Las manías y supersticiones de Paula Malia antes de salir de casa

Son muchos los actores que reconocen abiertamente tener supersticiones o rituales que necesitan seguir siempre antes de actuar. En el caso de Paula Malia, esto va más allá y debe cumplir ciertos requisitos incluso antes de salir de casa: «Yo para vivir tranquila y pensar que el universo no colapsará sobre sí mismo hago cosas que se pueden considerar extrañas«, adelanta. ¿Por ejemplo? Tiene la manía de colocar la alfombra de la puerta de casa siempre paralela: «En caso de que no lo esté, creo que me atropellará un coche«. Y la cosa es que no solo le pasa con la suya, sino también con la de los vecinos: «Recuerdo que vivía en un piso de Gràcia y los vecinos acabaron sabiendo que lo hacía y, cuando nos hicimos amigos, empecé a encontrármela en otros pisos. No lo llevaba muy bien, la verdad».

Antes de empezar a actuar en el teatro, también es de aquellas que intenta entrar con el pie derecho al escenario. ¿Una peculiaridad más diferente? Que la ropa debe estar muy bien colocada siempre: «Ojalá fuera una cosa de orden, porque soy muy desordenada, pero no… son cosas que creo que deben ser así si no quiero quedarme en blanco, que caiga un foco o que se incendie el teatro«.

Qué le ha explicado la actriz a Silvia Abril? - La 2 Cat
Qué le ha explicado la actriz a Silvia Abril? | La 2 Cat

¿Algunas anécdotas personales que ha sacado a la luz? Por ejemplo, el día que terminó con la cara toda manchada en medio de una función en el teatro. En ese momento, interpretaba a la pareja de Miki Esparbé en una obra en la cual tenían un par de escenas en las que se daban besos apasionados en el sofá. En una de ellas, Paula se levantó y notó que el compañero la miraba con gesto muy extraño. De repente, comenzó a estirarle la piel de la cara. ¿Qué estaba pasando? Resulta que el actor se había pintado la barba con un lápiz de ojos para que se viera más oscura, sin calcular que ella acabaría toda sucia por culpa de este maquillaje.
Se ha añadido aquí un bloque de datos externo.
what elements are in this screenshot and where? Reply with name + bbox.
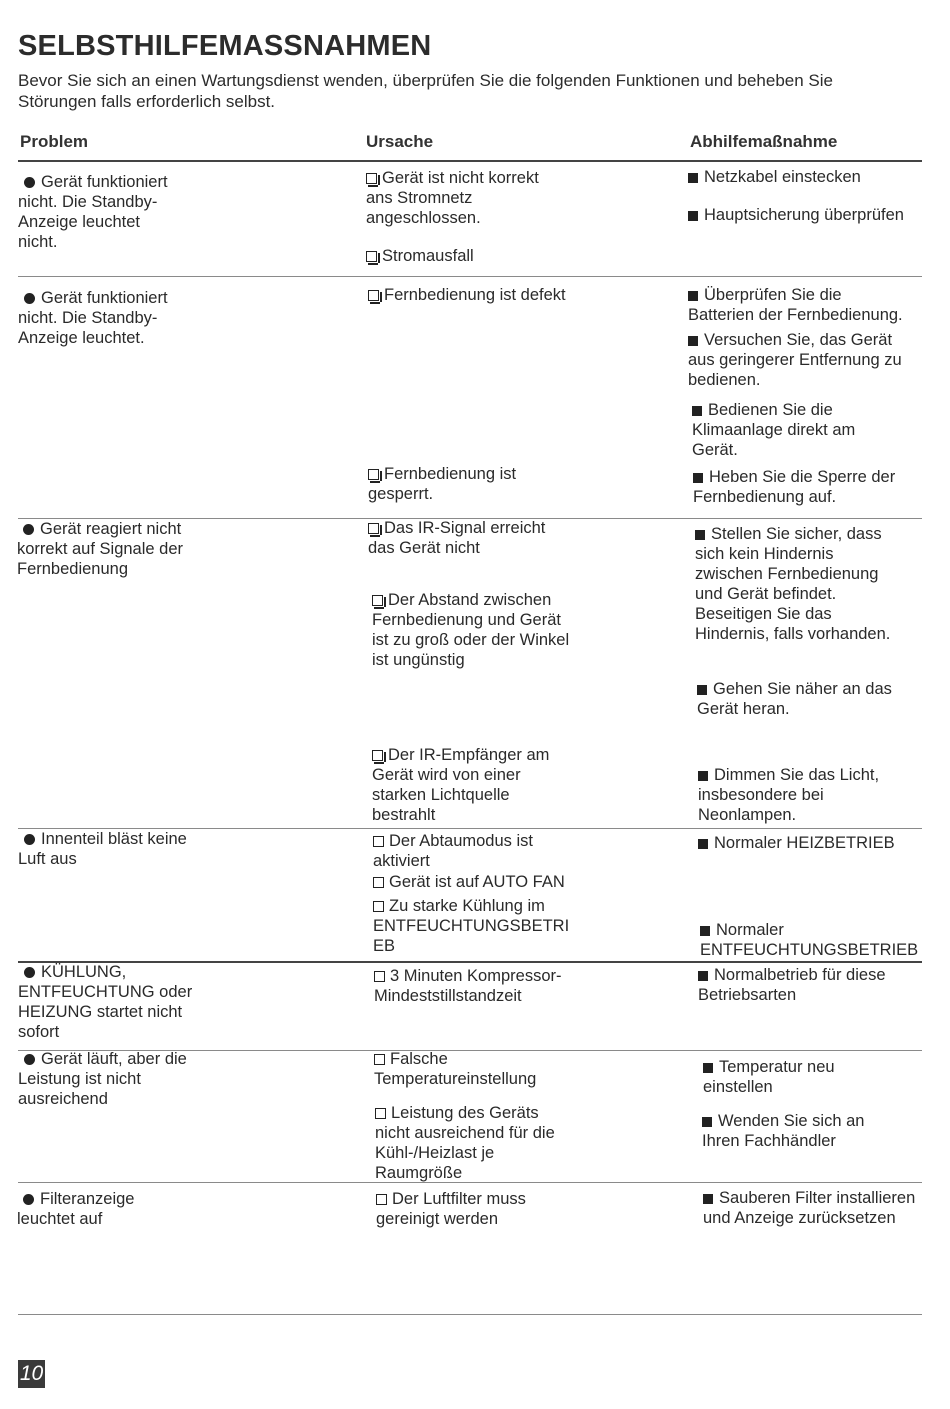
problem-cell-line	[18, 1002, 192, 1022]
cause-cell-text: Der Abtaumodus ist	[389, 832, 533, 850]
remedy-cell-line	[703, 1208, 915, 1228]
problem-cell-text: HEIZUNG startet nicht	[18, 1003, 183, 1021]
problem-cell-text: ausreichend	[18, 1090, 108, 1108]
remedy-cell-line	[703, 1188, 915, 1208]
checkbox-icon	[366, 173, 377, 184]
cause-cell-text: Temperatureinstellung	[374, 1070, 537, 1088]
remedy-cell-text: Hauptsicherung überprüfen	[704, 206, 904, 224]
cause-cell	[373, 831, 533, 871]
cause-cell	[366, 168, 539, 228]
problem-cell-text: ENTFEUCHTUNG oder	[18, 983, 193, 1001]
cause-cell-line	[372, 590, 569, 610]
cause-cell	[372, 590, 569, 670]
remedy-cell	[693, 467, 895, 507]
problem-cell-text: Gerät funktioniert	[41, 289, 168, 307]
header-cause: Ursache	[366, 132, 434, 151]
cause-cell-line	[374, 966, 562, 986]
page-number: 10	[18, 1360, 45, 1388]
checkbox-icon	[368, 523, 379, 534]
cause-cell	[366, 246, 474, 266]
checkbox-icon	[366, 251, 377, 262]
cause-cell-text: Gerät ist auf AUTO FAN	[389, 873, 565, 891]
cause-cell-line	[376, 1209, 526, 1229]
cause-cell-line	[366, 208, 539, 228]
cause-cell-line	[372, 650, 569, 670]
bullet-icon	[23, 1194, 34, 1205]
table-bottom-rule	[18, 1314, 922, 1315]
problem-cell-text: korrekt auf Signale der	[17, 540, 184, 558]
cause-cell-line	[372, 765, 549, 785]
cause-cell-line	[373, 851, 533, 871]
cause-cell-text: Mindeststillstandzeit	[374, 987, 522, 1005]
cause-cell-line	[372, 745, 549, 765]
remedy-cell	[688, 330, 902, 390]
square-bullet-icon	[700, 926, 710, 936]
cause-cell-line	[372, 785, 549, 805]
problem-cell	[18, 288, 168, 348]
cause-cell-line	[368, 285, 566, 305]
cause-cell-text: aktiviert	[373, 852, 430, 870]
cause-cell-line	[375, 1123, 555, 1143]
cause-cell-text: Fernbedienung ist defekt	[384, 286, 566, 304]
remedy-cell-text: Überprüfen Sie die	[704, 286, 842, 304]
problem-cell-text: Anzeige leuchtet.	[18, 329, 145, 347]
remedy-cell-text: und Anzeige zurücksetzen	[703, 1209, 896, 1227]
header-problem: Problem	[20, 132, 89, 151]
problem-cell-text: Luft aus	[18, 850, 77, 868]
remedy-cell-line	[695, 624, 890, 644]
problem-cell-line	[17, 559, 183, 579]
row-divider	[18, 276, 922, 277]
problem-cell-text: nicht. Die Standby-	[18, 309, 158, 327]
checkbox-icon	[373, 836, 384, 847]
checkbox-icon	[368, 469, 379, 480]
cause-cell-text: Das IR-Signal erreicht	[384, 519, 546, 537]
cause-cell-line	[375, 1143, 555, 1163]
problem-cell-line	[17, 539, 183, 559]
remedy-cell-text: aus geringerer Entfernung zu	[688, 351, 902, 369]
cause-cell	[376, 1189, 526, 1229]
square-bullet-icon	[703, 1063, 713, 1073]
remedy-cell-text: Klimaanlage direkt am	[692, 421, 856, 439]
cause-cell-line	[372, 630, 569, 650]
remedy-cell-line	[695, 564, 890, 584]
problem-cell	[17, 1189, 134, 1229]
remedy-cell-line	[688, 167, 861, 187]
cause-cell-text: Raumgröße	[375, 1164, 463, 1182]
cause-cell	[374, 1049, 536, 1089]
remedy-cell-line	[688, 370, 902, 390]
remedy-cell-line	[697, 679, 892, 699]
problem-cell	[18, 962, 192, 1042]
remedy-cell-text: Gerät.	[692, 441, 738, 459]
cause-cell-text: gesperrt.	[368, 485, 434, 503]
cause-cell-line	[368, 464, 516, 484]
cause-cell-text: das Gerät nicht	[368, 539, 480, 557]
cause-cell-text: Zu starke Kühlung im	[389, 897, 545, 915]
cause-cell	[368, 285, 566, 305]
checkbox-icon	[376, 1194, 387, 1205]
cause-cell-text: Falsche	[390, 1050, 448, 1068]
intro-line: Störungen falls erforderlich selbst.	[18, 92, 276, 111]
problem-cell-line	[18, 1049, 187, 1069]
problem-cell-text: nicht.	[18, 233, 58, 251]
cause-cell-text: Kühl-/Heizlast je	[375, 1144, 495, 1162]
remedy-cell-text: Normaler	[716, 921, 784, 939]
cause-cell-line	[373, 872, 565, 892]
checkbox-icon	[368, 290, 379, 301]
checkbox-icon	[373, 901, 384, 912]
problem-cell	[17, 519, 183, 579]
cause-cell-text: bestrahlt	[372, 806, 436, 824]
problem-cell-text: Fernbedienung	[17, 560, 129, 578]
remedy-cell-text: Sauberen Filter installieren	[719, 1189, 916, 1207]
remedy-cell-line	[697, 699, 892, 719]
remedy-cell-line	[698, 965, 886, 985]
remedy-cell-line	[703, 1077, 835, 1097]
bullet-icon	[24, 967, 35, 978]
square-bullet-icon	[688, 336, 698, 346]
remedy-cell-line	[688, 285, 903, 305]
remedy-cell-text: bedienen.	[688, 371, 761, 389]
remedy-cell-line	[695, 604, 890, 624]
problem-cell-line	[18, 192, 168, 212]
remedy-cell	[698, 765, 879, 825]
problem-cell-line	[18, 288, 168, 308]
remedy-cell-line	[695, 544, 890, 564]
remedy-cell-line	[698, 833, 895, 853]
problem-cell-text: Filteranzeige	[40, 1190, 135, 1208]
cause-cell-line	[374, 1069, 536, 1089]
bullet-icon	[24, 293, 35, 304]
remedy-cell	[692, 400, 855, 460]
cause-cell-line	[373, 916, 569, 936]
cause-cell	[375, 1103, 555, 1183]
problem-cell-text: Gerät reagiert nicht	[40, 520, 182, 538]
remedy-cell-line	[695, 524, 890, 544]
remedy-cell-line	[693, 467, 895, 487]
remedy-cell-text: Batterien der Fernbedienung.	[688, 306, 903, 324]
remedy-cell-text: Beseitigen Sie das	[695, 605, 832, 623]
cause-cell	[368, 464, 516, 504]
cause-cell-line	[366, 188, 539, 208]
remedy-cell-text: Bedienen Sie die	[708, 401, 833, 419]
square-bullet-icon	[688, 291, 698, 301]
remedy-cell-line	[692, 440, 855, 460]
cause-cell-line	[373, 936, 569, 956]
remedy-cell-text: Hindernis, falls vorhanden.	[695, 625, 891, 643]
problem-cell-line	[17, 1189, 134, 1209]
remedy-cell	[688, 167, 861, 187]
intro-line: Bevor Sie sich an einen Wartungsdienst wenden, überprüfen Sie die folgenden Funktionen und beheben Sie	[18, 71, 833, 90]
problem-cell-line	[18, 308, 168, 328]
problem-cell-text: Leistung ist nicht	[18, 1070, 141, 1088]
remedy-cell-text: Stellen Sie sicher, dass	[711, 525, 882, 543]
cause-cell-text: Der Luftfilter muss	[392, 1190, 526, 1208]
remedy-cell	[695, 524, 890, 644]
remedy-cell-line	[698, 765, 879, 785]
remedy-cell	[698, 833, 895, 853]
problem-cell-line	[17, 519, 183, 539]
problem-cell-line	[18, 849, 187, 869]
problem-cell-line	[18, 1089, 187, 1109]
cause-cell	[373, 896, 569, 956]
remedy-cell-text: Normalbetrieb für diese	[714, 966, 886, 984]
problem-cell-text: sofort	[18, 1023, 60, 1041]
square-bullet-icon	[697, 685, 707, 695]
checkbox-icon	[372, 595, 383, 606]
remedy-cell-line	[702, 1111, 864, 1131]
remedy-cell-line	[698, 785, 879, 805]
cause-cell-text: Fernbedienung ist	[384, 465, 517, 483]
cause-cell-line	[366, 168, 539, 188]
cause-cell-text: Gerät wird von einer	[372, 766, 521, 784]
square-bullet-icon	[692, 406, 702, 416]
cause-cell	[372, 745, 549, 825]
problem-cell-text: KÜHLUNG,	[41, 963, 127, 981]
cause-cell-text: angeschlossen.	[366, 209, 481, 227]
remedy-cell-text: Versuchen Sie, das Gerät	[704, 331, 893, 349]
problem-cell	[18, 172, 168, 252]
bullet-icon	[24, 834, 35, 845]
problem-cell-line	[18, 1022, 192, 1042]
remedy-cell	[703, 1057, 835, 1097]
remedy-cell	[688, 285, 903, 325]
header-remedy: Abhilfemaßnahme	[690, 132, 838, 151]
remedy-cell-text: und Gerät befindet.	[695, 585, 837, 603]
checkbox-icon	[372, 750, 383, 761]
problem-cell-line	[18, 328, 168, 348]
cause-cell-text: starken Lichtquelle	[372, 786, 510, 804]
remedy-cell-line	[688, 330, 902, 350]
checkbox-icon	[374, 1054, 385, 1065]
problem-cell-text: Innenteil bläst keine	[41, 830, 187, 848]
problem-cell-line	[18, 829, 187, 849]
remedy-cell-line	[688, 205, 904, 225]
cause-cell-line	[374, 1049, 536, 1069]
header-divider	[18, 160, 922, 162]
remedy-cell-text: Temperatur neu	[719, 1058, 835, 1076]
remedy-cell-text: sich kein Hindernis	[695, 545, 834, 563]
square-bullet-icon	[702, 1117, 712, 1127]
remedy-cell-text: ENTFEUCHTUNGSBETRIEB	[700, 941, 919, 959]
remedy-cell-text: Neonlampen.	[698, 806, 797, 824]
cause-cell	[368, 518, 545, 558]
checkbox-icon	[373, 877, 384, 888]
remedy-cell-line	[698, 985, 886, 1005]
remedy-cell-line	[692, 400, 855, 420]
remedy-cell-line	[698, 805, 879, 825]
cause-cell-text: EB	[373, 937, 396, 955]
remedy-cell-line	[693, 487, 895, 507]
cause-cell-line	[375, 1163, 555, 1183]
remedy-cell-text: Gerät heran.	[697, 700, 790, 718]
remedy-cell-text: Normaler HEIZBETRIEB	[714, 834, 895, 852]
checkbox-icon	[375, 1108, 386, 1119]
problem-cell	[18, 1049, 187, 1109]
cause-cell-line	[368, 484, 516, 504]
bullet-icon	[23, 524, 34, 535]
remedy-cell	[700, 920, 918, 960]
cause-cell-line	[374, 986, 562, 1006]
remedy-cell-text: Fernbedienung auf.	[693, 488, 837, 506]
problem-cell-text: nicht. Die Standby-	[18, 193, 158, 211]
remedy-cell-text: Dimmen Sie das Licht,	[714, 766, 880, 784]
problem-cell	[18, 829, 187, 869]
cause-cell-line	[368, 538, 545, 558]
square-bullet-icon	[703, 1194, 713, 1204]
remedy-cell-text: Heben Sie die Sperre der	[709, 468, 896, 486]
cause-cell-text: nicht ausreichend für die	[375, 1124, 555, 1142]
remedy-cell-text: Gehen Sie näher an das	[713, 680, 892, 698]
intro-text	[18, 70, 918, 112]
cause-cell-line	[373, 831, 533, 851]
cause-cell-text: Stromausfall	[382, 247, 474, 265]
cause-cell-line	[376, 1189, 526, 1209]
cause-cell	[373, 872, 565, 892]
problem-cell-line	[18, 1069, 187, 1089]
remedy-cell	[697, 679, 892, 719]
cause-cell-text: 3 Minuten Kompressor-	[390, 967, 562, 985]
remedy-cell-line	[688, 350, 902, 370]
remedy-cell-line	[692, 420, 855, 440]
remedy-cell-line	[700, 940, 918, 960]
cause-cell-text: Fernbedienung und Gerät	[372, 611, 561, 629]
square-bullet-icon	[695, 530, 705, 540]
page-title: SELBSTHILFEMASSNAHMEN	[18, 30, 432, 62]
remedy-cell-line	[695, 584, 890, 604]
cause-cell-text: gereinigt werden	[376, 1210, 498, 1228]
problem-cell-line	[18, 962, 192, 982]
remedy-cell	[688, 205, 904, 225]
remedy-cell-line	[702, 1131, 864, 1151]
cause-cell-line	[372, 610, 569, 630]
cause-cell-text: Der Abstand zwischen	[388, 591, 552, 609]
cause-cell-text: ist zu groß oder der Winkel	[372, 631, 570, 649]
square-bullet-icon	[698, 839, 708, 849]
remedy-cell-line	[700, 920, 918, 940]
cause-cell-line	[366, 246, 474, 266]
problem-cell-text: leuchtet auf	[17, 1210, 103, 1228]
cause-cell-text: ENTFEUCHTUNGSBETRI	[373, 917, 570, 935]
square-bullet-icon	[688, 211, 698, 221]
remedy-cell-text: Wenden Sie sich an	[718, 1112, 865, 1130]
problem-cell-line	[18, 172, 168, 192]
square-bullet-icon	[688, 173, 698, 183]
cause-cell-text: Leistung des Geräts	[391, 1104, 539, 1122]
cause-cell-line	[373, 896, 569, 916]
remedy-cell	[702, 1111, 864, 1151]
problem-cell-line	[17, 1209, 134, 1229]
cause-cell-text: Der IR-Empfänger am	[388, 746, 550, 764]
square-bullet-icon	[698, 971, 708, 981]
square-bullet-icon	[693, 473, 703, 483]
remedy-cell-text: insbesondere bei	[698, 786, 824, 804]
problem-cell-text: Gerät läuft, aber die	[41, 1050, 187, 1068]
checkbox-icon	[374, 971, 385, 982]
problem-cell-line	[18, 212, 168, 232]
remedy-cell	[698, 965, 886, 1005]
cause-cell-line	[375, 1103, 555, 1123]
remedy-cell-text: einstellen	[703, 1078, 773, 1096]
remedy-cell-text: Ihren Fachhändler	[702, 1132, 836, 1150]
remedy-cell	[703, 1188, 915, 1228]
remedy-cell-text: Betriebsarten	[698, 986, 797, 1004]
bullet-icon	[24, 177, 35, 188]
problem-cell-line	[18, 232, 168, 252]
cause-cell-text: ist ungünstig	[372, 651, 465, 669]
problem-cell-text: Gerät funktioniert	[41, 173, 168, 191]
cause-cell-line	[372, 805, 549, 825]
problem-cell-text: Anzeige leuchtet	[18, 213, 141, 231]
cause-cell-text: Gerät ist nicht korrekt	[382, 169, 539, 187]
remedy-cell-text: zwischen Fernbedienung	[695, 565, 879, 583]
cause-cell-text: ans Stromnetz	[366, 189, 473, 207]
remedy-cell-line	[703, 1057, 835, 1077]
problem-cell-line	[18, 982, 192, 1002]
square-bullet-icon	[698, 771, 708, 781]
remedy-cell-text: Netzkabel einstecken	[704, 168, 861, 186]
bullet-icon	[24, 1054, 35, 1065]
cause-cell	[374, 966, 562, 1006]
remedy-cell-line	[688, 305, 903, 325]
cause-cell-line	[368, 518, 545, 538]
La gente del público no entendía nada, claro.

Y, de eso, a otro recuerdo bastante más desagradable. Hace unos años, estaba de vacaciones con la expareja en Formentera y acudieron a uno de esos merenderos multitudinarios. De repente, Paula Malia se dio cuenta de que una araña le estaba subiendo por el cuerpo y la lanzó hacia su pareja. Él, que llevaba un teléfono móvil de los grandes en las manos, terminó lanzándolo sin querer por culpa del susto con la mala suerte de que el teléfono acabó en la cabeza de una niña pequeña que tenían cerca. Los padres, enfurecidos, habrían empezado a gritar preguntando quién había sido: «La cosa es que eran franceses y yo no sabía cómo explicarle todo eso de la araña. ¡No sé ni siquiera cómo es araña en francés!«.